The total unique words of the sample corpus are 14016. To cover 50% of all word instances in the language there are needed only 604, that is equivalent to 4.3093607 percent of all the unique words, and to cover 90%, there are needed 5694 equivalent to 40.625 percent of the total words.
For this task, we will work only with the full merged dataset taken from the samples sets of each corpus.
| words | freq |
|---|---|
| year old | 50 |
| last year | 43 |
| new york | 36 |
| right now | 33 |
| high school | 32 |
| last week | 32 |
| year ago | 31 |
| make sure | 27 |
| even though | 26 |
| look like | 26 |
| feel like | 22 |
| two year | 22 |
| first time | 21 |
| everi day | 20 |
| unit state | 20 |
There is an interesting finding of the most used bi-gram, “year old” and “last year”, there is a lot of use of time reference words.
| words | freq |
|---|---|
| omg omg omg | 14 |
| new york citi | 5 |
| coupl year ago | 4 |
| presid barack obama | 4 |
| san diego state | 4 |
| mum mum mum | 4 |
| protect inform bill | 3 |
| two year ago | 3 |
| question whether can | 3 |
| 12th grade foothil | 3 |
| grade foothil high | 3 |
| foothil high school | 3 |
| pleas let know | 3 |
| fanni mae freddi | 3 |
| mae freddi mac | 3 |
One point of interest is the most used trigram, that is an expression for “oh my god” followed by “new york city”
How do you evaluate how many of the words come from foreign languages?
A/ By crossing the bag of words with an english dictionary, it’s not the most accuarate technique, but it could give you an idea of how many words could be of foreign language.

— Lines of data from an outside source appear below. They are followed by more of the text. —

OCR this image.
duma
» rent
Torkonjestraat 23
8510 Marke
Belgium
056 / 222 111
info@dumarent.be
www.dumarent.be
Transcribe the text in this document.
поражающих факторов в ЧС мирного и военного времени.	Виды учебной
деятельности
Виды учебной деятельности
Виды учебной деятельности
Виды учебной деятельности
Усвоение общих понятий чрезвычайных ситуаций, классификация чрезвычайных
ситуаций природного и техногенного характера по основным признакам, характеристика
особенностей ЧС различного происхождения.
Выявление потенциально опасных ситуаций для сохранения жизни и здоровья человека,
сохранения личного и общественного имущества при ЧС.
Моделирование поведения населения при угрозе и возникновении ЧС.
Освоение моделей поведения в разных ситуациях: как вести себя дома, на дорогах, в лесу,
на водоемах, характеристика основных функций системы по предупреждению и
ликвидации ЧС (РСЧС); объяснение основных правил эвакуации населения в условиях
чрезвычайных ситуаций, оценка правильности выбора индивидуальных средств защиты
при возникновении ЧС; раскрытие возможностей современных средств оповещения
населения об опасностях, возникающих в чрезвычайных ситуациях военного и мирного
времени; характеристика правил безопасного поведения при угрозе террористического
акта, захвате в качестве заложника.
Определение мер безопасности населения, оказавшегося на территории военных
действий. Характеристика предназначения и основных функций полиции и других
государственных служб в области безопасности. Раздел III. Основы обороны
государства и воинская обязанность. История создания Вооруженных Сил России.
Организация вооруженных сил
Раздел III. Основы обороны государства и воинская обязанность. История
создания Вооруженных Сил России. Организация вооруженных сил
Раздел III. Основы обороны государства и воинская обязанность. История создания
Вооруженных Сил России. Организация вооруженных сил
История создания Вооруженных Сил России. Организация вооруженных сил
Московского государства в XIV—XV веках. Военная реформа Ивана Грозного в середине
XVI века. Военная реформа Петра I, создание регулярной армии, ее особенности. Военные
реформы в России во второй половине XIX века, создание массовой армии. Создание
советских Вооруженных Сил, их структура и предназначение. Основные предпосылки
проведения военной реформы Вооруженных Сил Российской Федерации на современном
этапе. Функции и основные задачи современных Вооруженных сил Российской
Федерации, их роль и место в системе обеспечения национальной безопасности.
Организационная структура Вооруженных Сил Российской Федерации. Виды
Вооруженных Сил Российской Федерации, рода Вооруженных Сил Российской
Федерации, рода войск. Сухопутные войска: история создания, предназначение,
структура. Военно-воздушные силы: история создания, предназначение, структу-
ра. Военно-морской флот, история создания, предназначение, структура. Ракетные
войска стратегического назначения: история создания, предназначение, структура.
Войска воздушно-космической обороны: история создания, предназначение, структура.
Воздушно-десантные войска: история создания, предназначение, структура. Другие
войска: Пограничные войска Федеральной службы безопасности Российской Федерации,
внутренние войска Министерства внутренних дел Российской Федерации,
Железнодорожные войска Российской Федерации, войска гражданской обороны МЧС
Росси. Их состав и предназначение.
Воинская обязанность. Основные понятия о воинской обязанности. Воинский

Can you think of a way to increase the coverage – identifying words that may not be in the corpora or using a smaller number of words in the dictionary to cover the same number of phrases?
A/ There are 2 options, and could be used simultaneously.
1. Add new words into the dictionary 2. Add the word “Not_on_dictionary” or anyway you want to call it, so instead of findings NULLS o NaNs when crossing the corpora with a dictionary, it could replace it with “Not_on_dictionary” so it could increase the coverage.